Whittling down records to those William Noons born in the 1850s and based in Birmingham only appears to leave one man on the 1881 census. The previously mentioned teenage criminal, who worked in the filing of small metal items when he wasn’t thieving things, might be the same man as the William Thomas Noon who married a Mary Ann Wilkes in 1874, occupation given as ‘tool maker’. On the 1881 census he is 28 years old and still a “steel tool maker” and he and 27-year-old Mary have two young daughters – Sarah and Clara. My maths and imagination cannot quite work out whether he could have married and fathered either or both children between his prison sentences in the ’70s, if it is the same young man. William and Mary Ann are together in Birmingham in 1891 and 1901 too.

Also in 1891 there is one William Noon to be found in London (absent a wife), boarding with other labourers on Gun Street in the Old Artillery Ground area of Whitechapel. This Noon is living alongside an American named James Haines, who one could assume to be Noon’s boxing peer Jem Haines but the age (32) is too old and the place of birth (Houston) different to Haines’s, who I believe to have been from South Carolina.

[The Sporting Life, 29th April 1891]

If Billy and Mrs Noon were indeed the former thief and Mary Ann, then after hanging up the boxing gloves they went on to spend their 40s in Birmingham, Billy still working as a tool maker, and in their 50s – after 36 years of marriage and with Clara and Sarah long moved out – were getting by through “private means” at “the back of 49 Summer Street”. A Mary Ann Noon of the approximate correct age to be this Mrs Noon died in Birmingham in October 1921. A William Noon of the approximate correct age died in January 1938 in Evesham, Worcestershire, about 40 miles’ from Birmingham.

I cannot be sure that either of these are the boxing Billy and his Mrs. It cannot even be said for certain that the boxers were married – they may have been cohabiting partners, brother and sister, or even mother and son, adopting the ‘Billy and Mrs Noon’ moniker for propriety and because, well, it’s a darn good gimmick.

Their act was a sideshow, but Mrs Noon’s “gameness” and skill attracted a nod of respect from sporting reporters, albeit expressed in a typically patronising fashion.

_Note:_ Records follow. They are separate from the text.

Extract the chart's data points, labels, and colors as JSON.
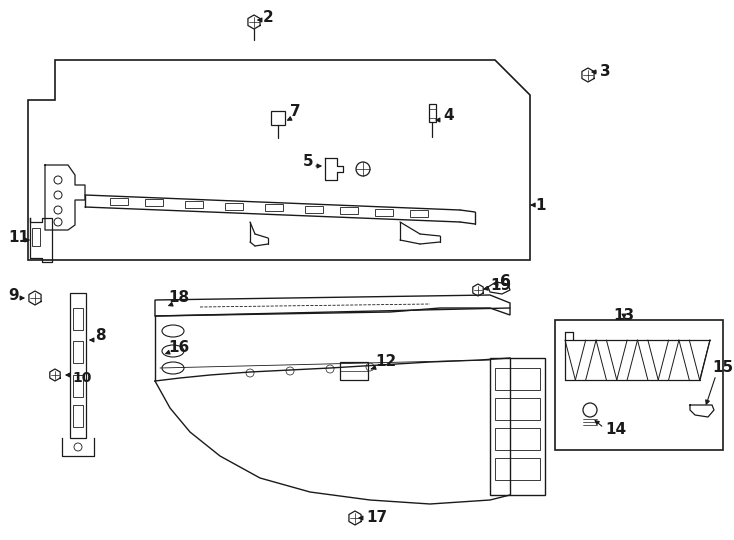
{
  "bg_color": "#ffffff",
  "line_color": "#1a1a1a",
  "fig_width": 7.34,
  "fig_height": 5.4,
  "dpi": 100
}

Billy might have had a dodgy past, but he was a man with an ego small enough to allow his tiny wife to punch him in front of his pals.

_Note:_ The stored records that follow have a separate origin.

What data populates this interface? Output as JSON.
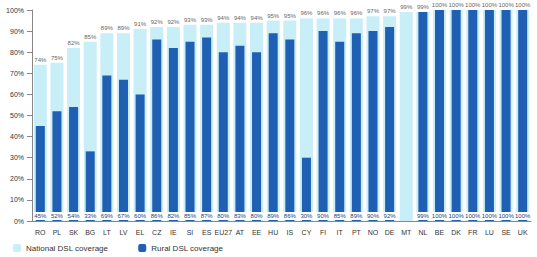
{
  "chart_data": {
    "type": "bar",
    "categories": [
      "RO",
      "PL",
      "SK",
      "BG",
      "LT",
      "LV",
      "EL",
      "CZ",
      "IE",
      "SI",
      "ES",
      "EU27",
      "AT",
      "EE",
      "HU",
      "IS",
      "CY",
      "FI",
      "IT",
      "PT",
      "NO",
      "DE",
      "MT",
      "NL",
      "BE",
      "DK",
      "FR",
      "LU",
      "SE",
      "UK"
    ],
    "series": [
      {
        "name": "National DSL coverage",
        "color": "#c8eef7",
        "values": [
          74,
          75,
          82,
          85,
          89,
          89,
          91,
          92,
          92,
          93,
          93,
          94,
          94,
          94,
          95,
          95,
          96,
          96,
          96,
          96,
          97,
          97,
          99,
          99,
          100,
          100,
          100,
          100,
          100,
          100
        ],
        "value_labels": [
          "74%",
          "75%",
          "82%",
          "85%",
          "89%",
          "89%",
          "91%",
          "92%",
          "92%",
          "93%",
          "93%",
          "94%",
          "94%",
          "94%",
          "95%",
          "95%",
          "96%",
          "96%",
          "96%",
          "96%",
          "97%",
          "97%",
          "99%",
          "99%",
          "100%",
          "100%",
          "100%",
          "100%",
          "100%",
          "100%"
        ]
      },
      {
        "name": "Rural DSL coverage",
        "color": "#1f5fb4",
        "values": [
          45,
          52,
          54,
          33,
          69,
          67,
          60,
          86,
          82,
          85,
          87,
          80,
          83,
          80,
          89,
          86,
          30,
          90,
          85,
          89,
          90,
          92,
          null,
          99,
          100,
          100,
          100,
          100,
          100,
          100
        ],
        "value_labels": [
          "45%",
          "52%",
          "54%",
          "33%",
          "69%",
          "67%",
          "60%",
          "86%",
          "82%",
          "85%",
          "87%",
          "80%",
          "83%",
          "80%",
          "89%",
          "86%",
          "30%",
          "90%",
          "85%",
          "89%",
          "90%",
          "92%",
          null,
          "99%",
          "100%",
          "100%",
          "100%",
          "100%",
          "100%",
          "100%"
        ]
      }
    ],
    "ylim": [
      0,
      100
    ],
    "yticks": [
      {
        "value": 0,
        "label": "0%"
      },
      {
        "value": 10,
        "label": "10%"
      },
      {
        "value": 20,
        "label": "20%"
      },
      {
        "value": 30,
        "label": "30%"
      },
      {
        "value": 40,
        "label": "40%"
      },
      {
        "value": 50,
        "label": "50%"
      },
      {
        "value": 60,
        "label": "60%"
      },
      {
        "value": 70,
        "label": "70%"
      },
      {
        "value": 80,
        "label": "80%"
      },
      {
        "value": 90,
        "label": "90%"
      },
      {
        "value": 100,
        "label": "100%"
      }
    ],
    "grid": false,
    "legend": "bottom-left",
    "data_labels": true
  }
}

I wish I could get to the bottom of who they, particularly she, might have been, and as always welcome intel from readers. Did something in particular happen to see them disappear from the ring at the start of 1892? Pregnancy, sickness, arrest or death? 1891’s coverage of Billy’s matches hint that age was catching up with him. Perhaps it was just time to move on and settle into a ‘normal’ domestic life. Hopefully without fisticuffs behind closed doors.